Re: (Score:3, Informative)
companies biggest asset is my privacy .. (Score:2)
'Without privacy, there cannot be freedom. And without freedom, there cannot be personal or social growth'
Re: (Score:2)
Not half a creepy as those websites you've been visiting; and let's not get started about your taste in music...
surpassed Pandora ... (Score:3, Informative)
The company surpassed Pandora and others largely due to its unique datamining features: 'Audioscrobbler,'
I'd say they surpassed Pandora only because Pandora locked out all non-US users a while back. For people who just wanted to listen to music and find out about new artists, Pandora was so much better IMO, last.fm has a clunky, overloaded UI and is too much like myspace ...
If Last.FM Is So Smart... (Score:3, Funny)

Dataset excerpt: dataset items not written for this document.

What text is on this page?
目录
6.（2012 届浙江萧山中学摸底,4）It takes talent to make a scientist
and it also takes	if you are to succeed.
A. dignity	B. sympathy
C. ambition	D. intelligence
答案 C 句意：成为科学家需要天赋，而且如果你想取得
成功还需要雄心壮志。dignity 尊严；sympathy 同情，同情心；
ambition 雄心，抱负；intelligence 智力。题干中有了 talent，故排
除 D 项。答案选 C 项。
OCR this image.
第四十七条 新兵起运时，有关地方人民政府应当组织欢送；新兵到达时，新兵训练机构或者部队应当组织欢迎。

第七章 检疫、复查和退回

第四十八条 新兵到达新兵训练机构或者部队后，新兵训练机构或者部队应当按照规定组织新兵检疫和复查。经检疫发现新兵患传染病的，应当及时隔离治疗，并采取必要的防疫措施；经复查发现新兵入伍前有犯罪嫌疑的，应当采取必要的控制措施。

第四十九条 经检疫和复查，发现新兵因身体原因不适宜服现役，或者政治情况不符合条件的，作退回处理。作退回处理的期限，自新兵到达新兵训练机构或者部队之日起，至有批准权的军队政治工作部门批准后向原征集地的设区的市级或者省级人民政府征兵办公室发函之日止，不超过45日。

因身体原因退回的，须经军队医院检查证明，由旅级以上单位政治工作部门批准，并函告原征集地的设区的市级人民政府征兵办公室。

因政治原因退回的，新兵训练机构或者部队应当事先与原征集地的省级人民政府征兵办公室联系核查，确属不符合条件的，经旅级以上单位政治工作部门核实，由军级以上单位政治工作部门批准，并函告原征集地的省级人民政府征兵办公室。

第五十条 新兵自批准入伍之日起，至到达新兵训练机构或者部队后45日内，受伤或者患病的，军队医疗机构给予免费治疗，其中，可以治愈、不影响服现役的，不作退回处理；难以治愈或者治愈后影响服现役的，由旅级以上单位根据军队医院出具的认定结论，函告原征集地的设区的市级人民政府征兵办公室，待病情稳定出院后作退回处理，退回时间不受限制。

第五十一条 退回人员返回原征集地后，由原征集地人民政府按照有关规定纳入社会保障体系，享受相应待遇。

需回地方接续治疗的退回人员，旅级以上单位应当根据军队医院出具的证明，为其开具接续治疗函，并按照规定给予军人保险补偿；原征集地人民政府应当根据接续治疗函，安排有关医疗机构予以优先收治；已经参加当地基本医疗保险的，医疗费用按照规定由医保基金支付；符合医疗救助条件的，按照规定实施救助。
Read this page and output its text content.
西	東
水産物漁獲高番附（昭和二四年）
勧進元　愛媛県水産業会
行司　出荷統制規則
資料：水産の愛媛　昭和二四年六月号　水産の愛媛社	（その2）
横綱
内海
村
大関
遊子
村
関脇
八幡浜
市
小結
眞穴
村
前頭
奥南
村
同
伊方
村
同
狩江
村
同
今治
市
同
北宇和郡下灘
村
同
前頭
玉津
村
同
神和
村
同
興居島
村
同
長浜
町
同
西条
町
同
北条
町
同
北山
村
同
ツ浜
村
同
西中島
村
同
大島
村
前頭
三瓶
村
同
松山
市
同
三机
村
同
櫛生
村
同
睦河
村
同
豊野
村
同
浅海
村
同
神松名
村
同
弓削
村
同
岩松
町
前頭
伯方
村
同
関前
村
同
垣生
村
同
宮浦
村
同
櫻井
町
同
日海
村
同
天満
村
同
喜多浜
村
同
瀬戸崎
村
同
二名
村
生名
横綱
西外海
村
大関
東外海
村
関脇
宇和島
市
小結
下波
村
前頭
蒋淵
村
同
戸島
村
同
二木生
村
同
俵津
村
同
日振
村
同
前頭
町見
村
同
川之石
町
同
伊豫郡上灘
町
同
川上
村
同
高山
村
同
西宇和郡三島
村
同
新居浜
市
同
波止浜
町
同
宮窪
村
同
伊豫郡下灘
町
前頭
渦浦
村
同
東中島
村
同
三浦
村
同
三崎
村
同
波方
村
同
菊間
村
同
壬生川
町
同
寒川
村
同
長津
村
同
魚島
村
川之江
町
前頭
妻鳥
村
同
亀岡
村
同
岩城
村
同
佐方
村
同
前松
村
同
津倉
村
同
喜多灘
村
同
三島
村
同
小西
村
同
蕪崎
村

Then why the hell is it that when I run the "Recommendations [www.last.fm]" stream the algorithm occasionally freaks out and starts pushing one unlistenable noise attack after another at me with tags like brutal death metal [www.last.fm], cybergrind [www.last.fm], czech [www.last.fm], death metal [www.last.fm], deathgrind [www.last.fm], goregrind [www.last.fm], grind [www.last.fm], grindcore [www.last.fm], noisecore [www.last.fm], porngrind [www.last.fm], pornogrind [www.last.fm], etc. No matter how many times I click the "Do Not Want" button the stuff just keeps coming. It's like a neighbour from hell. And then there's the days when I get nothing but lesbian deathcore vegan grind [www.last.fm].
The Last.FM brainfarts seem to persist no matter how many times yoy try to train the recommendation engine using the like/ban buttons and the only way to get them to "reset" to something vaguely approximating normality is to log out, log back in, and run the Library [www.last.fm] stream for a while.
Still, even with this weirdness it's still better than Pandora at finding new music I actually like.
Re: (Score:2)
> ...are they just making that up?
They are making pretty much all of it up.